In the residential district, it has been the aim to obtain an example of the town planning of one period over as large an area as will give contemporary buildings. The period is the traditional one of Abraham, dating between 2000 and 1900 B.C.; actually, the buildings seem to have been looted and destroyed in 1910 B.C., when Hammurabi of Babylon at last crushed the resistance of the king of Larsa and conquered the south country. There have now been laid bare four streets bordered by some forty buildings: private houses, shops, chapels and one unusually large building which may have been an inn. A view of one of the streets is shown in Plate IV.

An excavated street with brick walls at Ur
Plate IV — A Street Scene at Ur in the Level of the Abrahamic Period, 2000-1900 B.C.

One house proved of especial interest. The original ground plan was quite normal; the front door leading through a little lobby on one side to a passage running around the house, and on the other side to the open court on to which opened the rooms of the ground floor. At a later period, however, the court, which had been given a separate entrance from the street, was isolated by the walling up of three of its doors; there were left open only the doors of the lavatory and of the big reception room. Scattered on the floor of the building were numerous tablets, about four hundred complete or nearly so and a thousand fragments. Among the complete tablets are a hundred and forty-five business and legal documents, many of which appear to deal with temple property, and twenty-two private letters; also fifty religious texts: hymns to gods, liturgies, and incantations; and further, a hundred and fifty school exercise tablets, as well as mathematical texts, syllabaries, historical, medical, and mythological texts. Apparently the building was the home of a priest who was also a school-master; the peculiarities of his house are explained if we suppose that he held his classes in the court-yard and reception room and had these walled off so as to secure privacy for his domestic quarters. The study of so numerous and so well associated a collection of tablets is likely to yield a fairly clear and detailed record of the educational methods and curriculum used in a Sumerian school in the second half of the twentieth century B.C.

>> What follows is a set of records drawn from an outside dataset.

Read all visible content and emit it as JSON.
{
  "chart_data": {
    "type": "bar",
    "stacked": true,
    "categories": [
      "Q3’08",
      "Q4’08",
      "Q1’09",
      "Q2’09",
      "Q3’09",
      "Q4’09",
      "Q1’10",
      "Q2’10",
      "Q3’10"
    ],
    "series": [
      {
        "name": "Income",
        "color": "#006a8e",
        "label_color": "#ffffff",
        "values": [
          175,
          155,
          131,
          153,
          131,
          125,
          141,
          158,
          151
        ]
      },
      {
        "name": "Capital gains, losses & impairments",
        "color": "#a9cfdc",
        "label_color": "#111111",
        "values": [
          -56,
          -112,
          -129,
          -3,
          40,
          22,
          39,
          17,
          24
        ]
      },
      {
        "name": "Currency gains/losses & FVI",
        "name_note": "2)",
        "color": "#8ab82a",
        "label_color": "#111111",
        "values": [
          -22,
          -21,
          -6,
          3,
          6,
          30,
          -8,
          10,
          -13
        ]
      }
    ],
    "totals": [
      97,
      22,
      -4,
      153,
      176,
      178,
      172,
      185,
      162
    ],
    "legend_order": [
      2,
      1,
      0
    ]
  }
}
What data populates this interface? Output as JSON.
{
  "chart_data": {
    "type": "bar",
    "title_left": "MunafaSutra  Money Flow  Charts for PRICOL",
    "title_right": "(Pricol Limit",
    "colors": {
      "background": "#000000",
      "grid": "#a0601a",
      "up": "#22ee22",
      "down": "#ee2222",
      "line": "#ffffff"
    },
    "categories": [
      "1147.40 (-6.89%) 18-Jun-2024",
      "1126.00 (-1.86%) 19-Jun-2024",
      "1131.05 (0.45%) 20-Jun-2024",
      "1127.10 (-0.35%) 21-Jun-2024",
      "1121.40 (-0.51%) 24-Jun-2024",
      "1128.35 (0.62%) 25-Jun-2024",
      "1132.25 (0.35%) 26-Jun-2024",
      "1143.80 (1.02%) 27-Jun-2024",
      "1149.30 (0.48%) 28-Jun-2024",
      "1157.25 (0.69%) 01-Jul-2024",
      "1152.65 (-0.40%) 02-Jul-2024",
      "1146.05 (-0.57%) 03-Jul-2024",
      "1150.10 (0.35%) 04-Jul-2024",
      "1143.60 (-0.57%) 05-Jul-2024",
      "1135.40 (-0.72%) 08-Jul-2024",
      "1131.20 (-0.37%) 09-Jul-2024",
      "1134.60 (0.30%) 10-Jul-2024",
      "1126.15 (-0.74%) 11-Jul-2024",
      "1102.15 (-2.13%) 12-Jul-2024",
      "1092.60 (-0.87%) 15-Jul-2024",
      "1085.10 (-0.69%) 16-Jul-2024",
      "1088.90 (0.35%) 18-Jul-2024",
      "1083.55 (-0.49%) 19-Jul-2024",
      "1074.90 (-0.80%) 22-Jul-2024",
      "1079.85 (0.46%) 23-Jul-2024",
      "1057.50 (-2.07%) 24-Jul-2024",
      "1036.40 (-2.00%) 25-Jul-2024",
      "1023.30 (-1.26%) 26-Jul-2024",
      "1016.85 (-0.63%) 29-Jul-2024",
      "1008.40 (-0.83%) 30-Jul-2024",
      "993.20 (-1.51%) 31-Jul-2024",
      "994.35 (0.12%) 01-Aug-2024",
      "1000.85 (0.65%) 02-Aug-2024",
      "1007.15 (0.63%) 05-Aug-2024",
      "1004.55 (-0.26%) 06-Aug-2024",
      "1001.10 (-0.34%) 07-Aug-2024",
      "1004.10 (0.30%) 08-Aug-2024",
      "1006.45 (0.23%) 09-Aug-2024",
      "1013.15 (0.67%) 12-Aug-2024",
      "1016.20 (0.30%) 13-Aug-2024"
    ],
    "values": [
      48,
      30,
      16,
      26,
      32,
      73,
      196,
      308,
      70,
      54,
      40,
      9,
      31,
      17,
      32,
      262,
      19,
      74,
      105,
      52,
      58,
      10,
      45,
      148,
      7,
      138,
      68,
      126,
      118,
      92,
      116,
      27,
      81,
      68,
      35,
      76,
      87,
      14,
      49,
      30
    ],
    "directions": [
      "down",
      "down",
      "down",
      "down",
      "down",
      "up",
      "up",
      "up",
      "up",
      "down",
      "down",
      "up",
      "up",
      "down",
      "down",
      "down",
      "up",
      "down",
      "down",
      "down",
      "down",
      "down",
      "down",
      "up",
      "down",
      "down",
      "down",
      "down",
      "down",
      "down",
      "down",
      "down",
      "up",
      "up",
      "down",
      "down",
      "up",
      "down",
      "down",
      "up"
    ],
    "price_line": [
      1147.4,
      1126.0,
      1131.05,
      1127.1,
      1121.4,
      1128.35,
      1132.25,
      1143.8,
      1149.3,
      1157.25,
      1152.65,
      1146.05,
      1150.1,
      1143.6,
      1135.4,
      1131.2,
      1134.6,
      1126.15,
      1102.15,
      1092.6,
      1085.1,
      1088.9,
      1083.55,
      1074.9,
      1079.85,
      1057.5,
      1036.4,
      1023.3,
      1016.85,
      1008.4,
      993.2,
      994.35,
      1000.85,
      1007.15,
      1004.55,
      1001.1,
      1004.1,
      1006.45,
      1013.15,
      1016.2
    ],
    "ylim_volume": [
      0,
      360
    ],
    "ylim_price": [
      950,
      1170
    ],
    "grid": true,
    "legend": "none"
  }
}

Of considerable interest is a much broken and fragmentary tablet found in another house; it was quite large and much of the text remains. The tablet elucidates the conjugation of the Sumerian verb, which is set forth in parallel columns with the equivalent in the Semitic language of Babylon; paradigms are given for five different classes of verbal stems with their prefixes, suffixes, and so on, all duly explained. Undoubtedly many of the difficulties which have hitherto baffled scholars in the interpretation of the Sumerian verbal elements will find their solution in this unique tablet, which is of far greater value than any other bilingual text that we possess.